Mein Vater wurde bezichtigt, mit England in Korrespondenz zu stehen. General Bongarce holte ihn nach Kassel. Von Haus und Hof gerissen, von seiner Frau, seinen Kindern – ich, der Älteste war kaum acht Jahr alt – sperrte man ihn in das berüchtigte Kastell. Mit Schwefelholz und Schuhwichse schrieb er einen Zettel an meine Mutter, den ein deutscher Restaurateur mit Lebensgefahr besorgte. Meine Mutter nahm mich mit nach Kassel. Tränen und Geld verschafften ihm Zutritt bei Jerome. Sie warf sich ihm zu Füßen, zupfte mich am Röckchen, dass ich niederknien sollte, doch der komödiantenhaft geputzte Herr fesselte meinen Knabensinn: Ich kniete nicht.
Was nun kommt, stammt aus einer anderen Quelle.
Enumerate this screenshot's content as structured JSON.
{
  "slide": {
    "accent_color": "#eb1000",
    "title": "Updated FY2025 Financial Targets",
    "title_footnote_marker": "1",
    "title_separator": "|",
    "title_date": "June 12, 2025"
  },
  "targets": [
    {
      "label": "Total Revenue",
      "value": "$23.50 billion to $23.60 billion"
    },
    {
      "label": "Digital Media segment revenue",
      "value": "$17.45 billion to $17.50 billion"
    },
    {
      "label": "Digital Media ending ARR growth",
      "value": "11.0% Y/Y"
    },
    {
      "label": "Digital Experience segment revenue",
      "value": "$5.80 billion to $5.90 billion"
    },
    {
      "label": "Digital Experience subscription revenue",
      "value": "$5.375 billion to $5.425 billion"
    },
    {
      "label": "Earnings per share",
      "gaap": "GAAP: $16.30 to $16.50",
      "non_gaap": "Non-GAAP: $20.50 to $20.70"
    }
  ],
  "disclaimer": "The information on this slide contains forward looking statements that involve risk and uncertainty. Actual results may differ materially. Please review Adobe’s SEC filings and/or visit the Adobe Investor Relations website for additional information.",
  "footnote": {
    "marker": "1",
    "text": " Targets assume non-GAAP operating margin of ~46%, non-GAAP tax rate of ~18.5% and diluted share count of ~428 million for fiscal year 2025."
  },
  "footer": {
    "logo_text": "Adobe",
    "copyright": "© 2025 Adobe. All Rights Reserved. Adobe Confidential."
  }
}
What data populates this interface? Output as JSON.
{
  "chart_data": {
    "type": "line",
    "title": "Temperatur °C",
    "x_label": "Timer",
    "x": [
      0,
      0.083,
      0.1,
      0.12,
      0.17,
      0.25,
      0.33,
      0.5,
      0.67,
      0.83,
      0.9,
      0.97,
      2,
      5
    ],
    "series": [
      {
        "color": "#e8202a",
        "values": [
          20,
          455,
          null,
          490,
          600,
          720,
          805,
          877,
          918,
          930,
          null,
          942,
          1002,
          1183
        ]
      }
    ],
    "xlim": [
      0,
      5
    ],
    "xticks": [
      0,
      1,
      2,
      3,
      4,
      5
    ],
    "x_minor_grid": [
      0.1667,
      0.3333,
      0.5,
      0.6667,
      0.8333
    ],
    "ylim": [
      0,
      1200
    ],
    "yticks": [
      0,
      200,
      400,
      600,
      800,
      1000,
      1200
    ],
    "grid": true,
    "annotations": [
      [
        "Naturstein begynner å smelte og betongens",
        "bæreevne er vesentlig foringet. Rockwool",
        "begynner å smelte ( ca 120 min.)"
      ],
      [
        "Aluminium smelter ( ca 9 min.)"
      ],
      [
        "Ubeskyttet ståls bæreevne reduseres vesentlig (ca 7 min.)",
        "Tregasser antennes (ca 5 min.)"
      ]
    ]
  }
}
Auf meiner Mutter Flehen, dass ihr der König den unschuldigen Mann frei gäbe, versetzte Jerome: »Madame, vous êtes tres brave, mais votre mari, i lest un coquin; il faut le pendre.«1

War das königlich und edel? Diese Worte habe ich nie vergessen können. Freilich trafen sie nur eine Familie, aber kann Braunschweig vergessen, dass sein Herzog, der edle, kühne Welfe, auf einem Strohbündel, auf dem Wall vor seiner Residenz liegen musste? Kann Hamburg die Wunden vergessen, welche seinem Wohlstand geschlagen wurden und die kaum nach zwei décennies2 verharschten? Kann Preußen die Tränen vergessen, welche seiner geliebten Herrscherfamilie das Geleit gaben und kann ihm ein Gott jemals den Verlust einer so guten Königin ersetzen, die den Todeskeim in so furchtbarem Zeitendrang in sich aufnahm? Kann der Österreicher …? Nun, der beleidigte Vater, dem man die edle Tochter abgetrotzt hat, er schläft dem Tag der Vergeltung entgegen und der habsburgische Graf hat ihm ein freundliches »Willkommen!« zu gerufen haben. Aber wer zählt die blutigen Opfer für Deutschlands Freiheit? Und welches Geschlecht wird sagen können: »Mein Lorbeer, meine Palme, sie leuchten herrlich und keine Totenblume mahnt mich an schmerzlichen Verlust!«

Drum hinweg mit Euch, in denen deutsches Blut geschändet wird! Bringt Eurem Götzen fortan nur Opfer und saugt Euch fest und immer fester an das Verbrechen des Vaterlandsverrats! Aber dir Deutschland, übergebe ich dieses Buch. Du wirst es verstehen, denn du hast geduldet, geseufzt, aber du hast auch mit altgewohnter Kraft an dem Joch gerüttelt, es zerbrochen und stehst wieder frei, ein deutsches Volk!

Hamburg im Mai 1839.
F. Th. Wangenheim.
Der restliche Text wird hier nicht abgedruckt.